Sasyk, or Kunduk (Сасик, Кундук, Limanul Sasic, Conduc, Sasık Gölü, Kunduk Gölü), is a lagoon or liman in southern Ukraine, near the Danube Delta. It is a Ramsar listed wetland site important for migrating, breeding and moulting birds. About 25,000 pairs of wetland birds make their nests there (an increase of 15,000 since 2000) and seasonal conglomerations of birds are up to 100,000 individuals.

The area of the lagoon is 241.88 km2, and has a depth up to 3.3 m. Until 1978 the lagoon was separated into two parts: northern brackishwater area, including the rivers Cogâlnic and Sarata, and a southern marine area. The lagoon was separated from the sea by a 0.5 km wide sandbar.

== Dam and reduced salinity ==
In 1978, a concrete dam was built on the sandbar and the lagoon was connected to the Danube River by a canal, through which fresh flood waters come. This has adversely changed the salinity in the lake, and this plus disturbances from recreation and commercial fishing activities have influenced the habitat for wildfowl.

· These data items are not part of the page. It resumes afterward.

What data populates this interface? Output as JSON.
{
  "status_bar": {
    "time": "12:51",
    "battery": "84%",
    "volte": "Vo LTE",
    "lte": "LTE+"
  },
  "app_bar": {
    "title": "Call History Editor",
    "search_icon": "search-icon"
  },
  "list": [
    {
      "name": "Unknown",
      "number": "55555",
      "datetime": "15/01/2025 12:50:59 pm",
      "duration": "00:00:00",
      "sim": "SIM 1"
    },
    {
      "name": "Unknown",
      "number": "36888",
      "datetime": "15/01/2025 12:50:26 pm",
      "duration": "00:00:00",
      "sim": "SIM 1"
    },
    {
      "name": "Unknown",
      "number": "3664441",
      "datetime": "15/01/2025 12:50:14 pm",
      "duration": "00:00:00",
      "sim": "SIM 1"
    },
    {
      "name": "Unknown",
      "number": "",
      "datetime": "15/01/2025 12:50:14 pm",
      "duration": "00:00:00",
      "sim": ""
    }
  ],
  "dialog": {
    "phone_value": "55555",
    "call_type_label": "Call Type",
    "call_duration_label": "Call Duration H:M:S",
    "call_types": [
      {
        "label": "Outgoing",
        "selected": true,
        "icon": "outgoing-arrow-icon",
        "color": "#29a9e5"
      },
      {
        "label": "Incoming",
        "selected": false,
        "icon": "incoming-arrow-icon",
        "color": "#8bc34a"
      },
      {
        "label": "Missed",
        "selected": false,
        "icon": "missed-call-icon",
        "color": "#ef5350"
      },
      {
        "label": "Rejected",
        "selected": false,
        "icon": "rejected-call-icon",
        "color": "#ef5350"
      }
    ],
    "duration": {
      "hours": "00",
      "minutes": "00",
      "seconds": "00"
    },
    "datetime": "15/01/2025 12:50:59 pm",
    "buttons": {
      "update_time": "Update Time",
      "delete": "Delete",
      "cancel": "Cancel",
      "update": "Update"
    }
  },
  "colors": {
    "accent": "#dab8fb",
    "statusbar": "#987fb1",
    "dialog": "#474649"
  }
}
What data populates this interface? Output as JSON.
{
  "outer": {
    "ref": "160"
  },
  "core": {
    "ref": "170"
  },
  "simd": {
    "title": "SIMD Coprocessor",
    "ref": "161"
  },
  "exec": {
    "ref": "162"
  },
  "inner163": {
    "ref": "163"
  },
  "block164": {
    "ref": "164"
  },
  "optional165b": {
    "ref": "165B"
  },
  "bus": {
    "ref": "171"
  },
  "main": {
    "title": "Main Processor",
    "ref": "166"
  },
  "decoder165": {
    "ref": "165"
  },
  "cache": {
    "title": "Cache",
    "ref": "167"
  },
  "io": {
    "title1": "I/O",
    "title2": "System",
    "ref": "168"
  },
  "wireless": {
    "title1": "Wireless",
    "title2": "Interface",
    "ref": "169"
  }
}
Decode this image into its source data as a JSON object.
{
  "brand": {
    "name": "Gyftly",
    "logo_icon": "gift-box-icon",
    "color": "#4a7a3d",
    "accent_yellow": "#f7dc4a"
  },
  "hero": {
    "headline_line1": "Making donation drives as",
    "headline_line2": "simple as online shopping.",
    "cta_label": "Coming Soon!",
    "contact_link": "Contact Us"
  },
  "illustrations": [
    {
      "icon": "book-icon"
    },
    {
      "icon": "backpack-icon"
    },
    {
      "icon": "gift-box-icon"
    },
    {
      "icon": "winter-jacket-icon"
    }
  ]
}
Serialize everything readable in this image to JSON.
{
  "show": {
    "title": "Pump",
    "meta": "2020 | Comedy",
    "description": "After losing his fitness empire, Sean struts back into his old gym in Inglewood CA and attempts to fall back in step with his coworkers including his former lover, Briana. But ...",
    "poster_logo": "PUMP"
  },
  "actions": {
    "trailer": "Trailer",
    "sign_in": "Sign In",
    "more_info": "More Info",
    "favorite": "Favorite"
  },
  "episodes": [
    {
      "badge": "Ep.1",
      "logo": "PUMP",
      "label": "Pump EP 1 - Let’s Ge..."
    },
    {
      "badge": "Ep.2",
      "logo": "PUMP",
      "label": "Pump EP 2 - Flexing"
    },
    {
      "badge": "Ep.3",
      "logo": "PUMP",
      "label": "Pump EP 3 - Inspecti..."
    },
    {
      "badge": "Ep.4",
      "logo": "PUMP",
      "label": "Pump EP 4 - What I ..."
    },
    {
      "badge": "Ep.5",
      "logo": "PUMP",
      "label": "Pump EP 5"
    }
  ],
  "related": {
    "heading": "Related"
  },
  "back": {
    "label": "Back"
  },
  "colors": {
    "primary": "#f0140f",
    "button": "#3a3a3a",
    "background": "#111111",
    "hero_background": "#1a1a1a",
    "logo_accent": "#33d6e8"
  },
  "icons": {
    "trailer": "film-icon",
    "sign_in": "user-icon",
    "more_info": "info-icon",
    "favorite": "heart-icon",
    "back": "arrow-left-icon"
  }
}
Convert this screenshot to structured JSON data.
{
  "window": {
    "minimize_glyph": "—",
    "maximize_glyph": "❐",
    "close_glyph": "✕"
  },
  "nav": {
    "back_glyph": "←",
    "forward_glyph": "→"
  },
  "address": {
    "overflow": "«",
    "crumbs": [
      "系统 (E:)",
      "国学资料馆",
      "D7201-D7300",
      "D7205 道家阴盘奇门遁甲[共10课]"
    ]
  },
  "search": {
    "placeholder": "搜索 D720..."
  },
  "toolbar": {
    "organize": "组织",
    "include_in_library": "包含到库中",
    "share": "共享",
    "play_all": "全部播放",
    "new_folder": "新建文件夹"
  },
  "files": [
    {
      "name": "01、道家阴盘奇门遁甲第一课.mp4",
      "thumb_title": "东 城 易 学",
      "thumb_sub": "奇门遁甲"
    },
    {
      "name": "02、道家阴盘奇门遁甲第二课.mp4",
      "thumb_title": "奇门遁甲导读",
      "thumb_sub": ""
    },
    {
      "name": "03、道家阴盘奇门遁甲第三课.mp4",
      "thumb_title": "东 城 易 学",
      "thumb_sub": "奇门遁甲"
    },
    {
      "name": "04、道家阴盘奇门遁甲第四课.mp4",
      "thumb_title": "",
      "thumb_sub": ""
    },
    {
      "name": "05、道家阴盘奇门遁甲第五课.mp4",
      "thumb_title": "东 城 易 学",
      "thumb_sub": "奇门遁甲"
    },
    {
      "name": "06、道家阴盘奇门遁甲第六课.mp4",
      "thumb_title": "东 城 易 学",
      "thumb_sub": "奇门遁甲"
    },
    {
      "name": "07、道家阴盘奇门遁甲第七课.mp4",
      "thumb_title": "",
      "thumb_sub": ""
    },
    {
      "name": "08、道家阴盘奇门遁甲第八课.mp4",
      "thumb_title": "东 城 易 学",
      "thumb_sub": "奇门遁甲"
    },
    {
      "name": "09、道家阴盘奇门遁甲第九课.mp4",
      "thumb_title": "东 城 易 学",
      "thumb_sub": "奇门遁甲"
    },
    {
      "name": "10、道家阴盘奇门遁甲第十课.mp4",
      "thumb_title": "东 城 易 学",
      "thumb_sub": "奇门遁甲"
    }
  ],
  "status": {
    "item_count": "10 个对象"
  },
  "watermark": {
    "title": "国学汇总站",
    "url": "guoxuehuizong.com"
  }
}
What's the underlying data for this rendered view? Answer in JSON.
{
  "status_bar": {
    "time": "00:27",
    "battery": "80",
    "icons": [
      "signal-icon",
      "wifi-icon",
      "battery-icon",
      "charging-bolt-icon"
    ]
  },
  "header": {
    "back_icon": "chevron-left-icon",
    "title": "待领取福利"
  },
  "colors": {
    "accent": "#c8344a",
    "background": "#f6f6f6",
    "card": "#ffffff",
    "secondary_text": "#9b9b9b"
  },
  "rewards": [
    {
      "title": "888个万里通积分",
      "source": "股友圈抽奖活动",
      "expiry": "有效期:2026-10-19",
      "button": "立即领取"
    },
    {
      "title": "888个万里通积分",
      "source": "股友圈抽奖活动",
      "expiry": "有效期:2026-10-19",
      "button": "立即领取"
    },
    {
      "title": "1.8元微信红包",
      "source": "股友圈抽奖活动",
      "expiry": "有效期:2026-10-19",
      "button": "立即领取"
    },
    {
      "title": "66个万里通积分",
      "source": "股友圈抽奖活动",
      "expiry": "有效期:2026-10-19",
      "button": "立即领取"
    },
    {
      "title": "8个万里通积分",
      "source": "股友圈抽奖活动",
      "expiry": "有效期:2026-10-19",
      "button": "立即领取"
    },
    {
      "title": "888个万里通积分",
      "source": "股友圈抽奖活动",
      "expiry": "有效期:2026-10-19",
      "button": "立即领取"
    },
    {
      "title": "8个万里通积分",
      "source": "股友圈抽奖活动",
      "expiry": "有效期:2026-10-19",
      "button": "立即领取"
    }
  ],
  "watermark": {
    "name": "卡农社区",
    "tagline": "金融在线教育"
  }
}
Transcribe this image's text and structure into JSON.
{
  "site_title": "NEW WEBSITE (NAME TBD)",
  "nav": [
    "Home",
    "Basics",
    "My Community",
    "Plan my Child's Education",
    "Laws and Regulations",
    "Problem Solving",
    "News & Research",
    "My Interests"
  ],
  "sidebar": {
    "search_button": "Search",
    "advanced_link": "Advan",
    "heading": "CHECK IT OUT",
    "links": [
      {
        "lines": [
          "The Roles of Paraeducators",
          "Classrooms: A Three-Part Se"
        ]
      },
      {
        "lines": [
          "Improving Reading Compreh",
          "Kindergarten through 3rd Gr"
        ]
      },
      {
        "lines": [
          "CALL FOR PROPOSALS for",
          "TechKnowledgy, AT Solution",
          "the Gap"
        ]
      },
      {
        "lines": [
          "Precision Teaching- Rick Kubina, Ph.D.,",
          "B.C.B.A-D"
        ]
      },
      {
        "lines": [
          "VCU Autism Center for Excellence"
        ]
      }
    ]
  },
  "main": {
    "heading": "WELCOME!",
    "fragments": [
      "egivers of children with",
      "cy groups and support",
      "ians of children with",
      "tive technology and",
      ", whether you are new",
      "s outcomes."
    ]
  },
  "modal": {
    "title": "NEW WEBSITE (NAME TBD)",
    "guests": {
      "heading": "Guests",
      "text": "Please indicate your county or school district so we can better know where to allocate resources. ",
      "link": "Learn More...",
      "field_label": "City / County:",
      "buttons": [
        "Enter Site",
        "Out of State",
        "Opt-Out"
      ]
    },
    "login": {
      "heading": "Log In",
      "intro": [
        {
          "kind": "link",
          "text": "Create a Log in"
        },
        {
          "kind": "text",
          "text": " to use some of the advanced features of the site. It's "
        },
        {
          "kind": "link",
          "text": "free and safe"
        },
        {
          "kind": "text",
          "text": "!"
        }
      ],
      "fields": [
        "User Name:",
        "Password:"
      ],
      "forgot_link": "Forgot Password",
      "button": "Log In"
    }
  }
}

The aim of this Soviet dam project was to convert the lagoon to a fresh water lake to use for irrigation. However, this failed and the use of water from Sasyk resulted in the salinization of about 30000 ha of land, with associated detrimental impact on crops, and mineralization of ground water and wells. The project ended in ecological, social and economic disaster.

A 2007 report stated that the lagoon had become too dangerous for swimming because of pollution, including pesticides and heavy metals. The water is described as greenish with an unpleasant smell. Many now favour breaking the dam and reconnecting the lagoon with the sea.

In 2022, Ukrainian-American filmmaker Andrea Odezynska's documentary film Return Sasyk To The Sea was released, detailing the history of the region and efforts to restore the damaged wetlands.

==Biodiversity==
As of 2000, the total number of breeding waterbirds in the lagoon is 10,000 pairs, and an estimated 100,000 individuals visit the lagoon each year on migration.